Discover more from One Productivity
A Better Way to Say No
There’s a way to decline invitations and requests that allows both you and the asker to remember that saying no doesn’t make you a bad person.
It’s called the “positive no.”
According to negotiation professor William Ury, the way most people say no to requests typically creates tension, hurt feelings, and resentment all around.
Think about how you might typically start off declining a request:
“I’m sorry, but I’m not going to be able to..”
You’re starting off with a negative, which triggers the other person’s brain in a defensive direction.
Instead of starting off your no with a negative and thus causing its recipient to shift into defensive mode, Ury recommends offering a “positive no.”
A positive no allows you to convey to the asker (and to yourself) that the reason you’re saying no is not because you’re a bad person, but because you have positive priorities that you’re working on and saying yes to, which don’t allow you the time or bandwidth to take on another commitment.

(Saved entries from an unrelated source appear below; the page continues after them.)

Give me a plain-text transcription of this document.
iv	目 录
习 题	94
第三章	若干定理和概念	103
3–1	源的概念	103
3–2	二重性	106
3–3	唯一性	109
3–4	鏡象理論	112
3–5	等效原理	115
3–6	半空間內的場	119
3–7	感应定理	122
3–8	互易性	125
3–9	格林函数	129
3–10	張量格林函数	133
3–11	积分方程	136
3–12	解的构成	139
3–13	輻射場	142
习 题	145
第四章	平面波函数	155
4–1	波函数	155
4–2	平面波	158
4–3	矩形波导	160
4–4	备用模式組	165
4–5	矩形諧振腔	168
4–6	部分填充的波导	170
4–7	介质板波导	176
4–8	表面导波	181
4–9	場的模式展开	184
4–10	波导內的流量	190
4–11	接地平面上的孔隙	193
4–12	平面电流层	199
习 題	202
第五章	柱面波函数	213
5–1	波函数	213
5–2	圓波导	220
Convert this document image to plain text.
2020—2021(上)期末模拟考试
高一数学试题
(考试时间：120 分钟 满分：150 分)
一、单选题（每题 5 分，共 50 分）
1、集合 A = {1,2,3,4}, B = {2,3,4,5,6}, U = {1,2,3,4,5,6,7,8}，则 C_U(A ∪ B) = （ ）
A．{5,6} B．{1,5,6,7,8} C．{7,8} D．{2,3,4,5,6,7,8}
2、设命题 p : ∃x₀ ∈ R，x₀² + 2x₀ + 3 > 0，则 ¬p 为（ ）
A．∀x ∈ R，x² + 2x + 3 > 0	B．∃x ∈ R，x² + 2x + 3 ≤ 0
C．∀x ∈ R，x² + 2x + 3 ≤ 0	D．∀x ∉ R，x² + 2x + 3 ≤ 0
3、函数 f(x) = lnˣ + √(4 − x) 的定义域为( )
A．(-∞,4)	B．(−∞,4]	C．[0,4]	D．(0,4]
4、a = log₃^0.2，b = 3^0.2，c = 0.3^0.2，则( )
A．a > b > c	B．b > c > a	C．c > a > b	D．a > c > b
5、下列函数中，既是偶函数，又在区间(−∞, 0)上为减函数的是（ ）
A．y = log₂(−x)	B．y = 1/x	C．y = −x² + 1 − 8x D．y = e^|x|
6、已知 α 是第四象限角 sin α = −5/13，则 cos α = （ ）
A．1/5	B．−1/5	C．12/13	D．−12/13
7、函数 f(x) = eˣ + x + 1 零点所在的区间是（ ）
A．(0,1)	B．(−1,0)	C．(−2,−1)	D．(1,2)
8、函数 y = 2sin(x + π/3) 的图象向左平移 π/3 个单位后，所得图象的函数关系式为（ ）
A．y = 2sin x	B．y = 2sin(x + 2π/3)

It’s a way of telling people that you’re not saying no to them, but saying yes to other things that are important in your life.
Here’s your outline for a positive no:
#1 Start with warmth
Show appreciation for the ask. The person wouldn’t be making the request to you if they didn’t think you’re a cool and/or competent dude.
By making the request, they’re showing some deference.
#2 Tell the person what you’re saying yes to right now
This is where the “positive” part of the “positive no” comes in.
Briefly and enthusiastically share your positive priorities with the requester. This could be a project at work, your family, or a community service commitment.
Let the recipient know what you’re saying yes to.
#3 Give your no
Explain that, because you’re saying yes to _____, unfortunately, you can’t do the thing they asked you to do.
Don’t say you’re “sorry” for having to decline; apologies are for when you do something wrong, and not being desirous or able to fulfill a request doesn’t fall into that category.
An “unfortunately” or an “I wish I could” (if that’s sincerely the case) express your regret that it’s not possible for you to do everything in life, without confessing to an offense or failure.
#4 End with warmth
Wish the person well with their endeavor (if you sincerely support it).
If you have a contact in your network that could help the requester, offer to put him or her in touch with that contact.
This isn’t necessary though; well-wishes can suffice.
If you’ve had trouble saying no in the past, try framing your nos as positive nos. You might be surprised by the difference it makes.